August 1997

EDUCATION FOR A BRAVE NEW WORLD

By HUBERT BEYER

VICTORIA British Columbia has the "Year 2000" educational program. All the states of the US have the "America 2000" or the "Global 2000" program. These programs, which are to prepare students for the new millennium, constitute a dramatic shift in the focus of education that have many experts alarmed.

The most disturbing aspect of the shift in our education program, according to critics, is that curricula are more and more designed to suit the workplace. In other words, the employers of our education system are no longer the parents but industry and commerce.

The US are ahead of us in their revamping of the learning system, and alarm bells are going off all over the place. In a recent speech to a conference under the heading "What Goals 2000 Means to the States," Ron Sunseri, a representative in the Oregon Legislature, described a frightening scenario, the implications of which may ultimately apply to British Columbia as well.

Oregon began its education reform in 1991. The new system was called "Outcome-based Education." Narrowly-focused education programs were to be a thing of the past. No more diplomas in clearly-defined disciplines.
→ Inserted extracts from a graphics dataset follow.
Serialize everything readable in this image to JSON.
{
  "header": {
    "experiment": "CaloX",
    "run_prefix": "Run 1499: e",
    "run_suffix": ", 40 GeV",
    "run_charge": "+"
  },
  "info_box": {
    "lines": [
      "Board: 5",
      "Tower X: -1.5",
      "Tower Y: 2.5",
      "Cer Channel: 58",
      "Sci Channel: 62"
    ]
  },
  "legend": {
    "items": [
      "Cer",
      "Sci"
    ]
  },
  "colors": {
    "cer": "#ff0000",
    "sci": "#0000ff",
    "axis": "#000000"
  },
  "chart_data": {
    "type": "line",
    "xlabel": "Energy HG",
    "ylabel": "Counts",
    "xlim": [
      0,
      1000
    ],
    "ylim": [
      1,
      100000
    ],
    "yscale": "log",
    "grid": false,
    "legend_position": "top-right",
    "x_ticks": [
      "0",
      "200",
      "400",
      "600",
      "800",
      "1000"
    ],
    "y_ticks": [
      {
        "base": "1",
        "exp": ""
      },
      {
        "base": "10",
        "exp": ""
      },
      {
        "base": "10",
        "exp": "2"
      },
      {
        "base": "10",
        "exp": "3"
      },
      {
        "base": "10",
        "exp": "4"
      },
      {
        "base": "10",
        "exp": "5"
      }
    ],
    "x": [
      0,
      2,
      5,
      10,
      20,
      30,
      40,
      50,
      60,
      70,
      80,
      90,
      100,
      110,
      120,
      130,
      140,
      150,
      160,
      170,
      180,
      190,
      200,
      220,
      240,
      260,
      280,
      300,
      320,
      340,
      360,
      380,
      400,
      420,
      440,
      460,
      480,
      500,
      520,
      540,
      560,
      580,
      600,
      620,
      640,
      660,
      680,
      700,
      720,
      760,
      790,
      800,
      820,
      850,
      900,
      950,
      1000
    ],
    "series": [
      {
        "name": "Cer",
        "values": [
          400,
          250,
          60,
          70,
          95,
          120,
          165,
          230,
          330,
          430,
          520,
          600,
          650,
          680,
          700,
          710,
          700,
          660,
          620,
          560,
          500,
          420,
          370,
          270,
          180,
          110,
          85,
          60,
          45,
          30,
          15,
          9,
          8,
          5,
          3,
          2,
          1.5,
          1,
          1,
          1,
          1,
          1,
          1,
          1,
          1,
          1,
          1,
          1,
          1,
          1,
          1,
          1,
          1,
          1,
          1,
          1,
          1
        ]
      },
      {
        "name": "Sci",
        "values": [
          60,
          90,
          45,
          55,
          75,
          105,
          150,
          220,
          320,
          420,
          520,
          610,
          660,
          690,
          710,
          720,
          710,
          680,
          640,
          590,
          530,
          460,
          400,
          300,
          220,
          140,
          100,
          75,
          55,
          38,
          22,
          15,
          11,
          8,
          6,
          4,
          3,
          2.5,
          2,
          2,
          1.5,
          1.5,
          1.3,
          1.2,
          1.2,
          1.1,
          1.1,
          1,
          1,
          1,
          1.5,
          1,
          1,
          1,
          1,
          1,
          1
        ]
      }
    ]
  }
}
Instead, students would works towards a Certificate of Initial Mastery, to be followed by an eventual Certificate of Advanced Mastery.

Sunseri says the new system is a clear attempt to force an education on children that replaces content with process.

"They talk about self-directed learning and collaboration and understanding diversity. Very little is mentioned about academics.

"It becomes clear why it is important to change (students’) attitudes. And control the behavior of the child at an early age. The goal is no longer to give children a broad base of knowledge so they can make their own choices, but to compete with third-world nations under GATT and NAFTA. A compliant workforce facilitates this," Sunseri says.

Cottage Grove in Oregon was the first to jump on the Certificate of Initial Mastery bandwagon. Sunseri says it was a catastrophe. Of the 183 students in the class that received the certificates, 116 wrote a letter to the authorities, begging the school district to stop subjecting them to that kind of education.

"What’s happening to our children with these Certificates of Mastery is a tragedy," says Sunseri. "Forest Grove school district declined 36 points in verbal skills and 17 points in math."

At the district’s high school level, Sunseri says, they finally agreed to add some academic content by teaching Shakespeare to Grade 10 students.

"After it was over, we found that they read two comic books and watched the video Roxanne with Steve Martin. So much for Shakespeare."

The result of Oregon’s fiddling with the education system to suit the needs of the world of business in the new global economy has been that students leave high school with gaping holes in their education.

Sunseri says that 30 per cent of all high school graduates going on to college need remedial course. That, he adds, "blew the cap off the capitol building" because it involves the spending of millions of dollars for an education the students were already supposed to have had.

British Columbia’s "Year 2000" program may differ from that of Oregon’s, but the fact is that here, too, the education system is shaped more and more to suit future employers. And that, I suggest, will leave is with future generations more suited to Huxley’s Brave New World than the one we hope our children will inherit.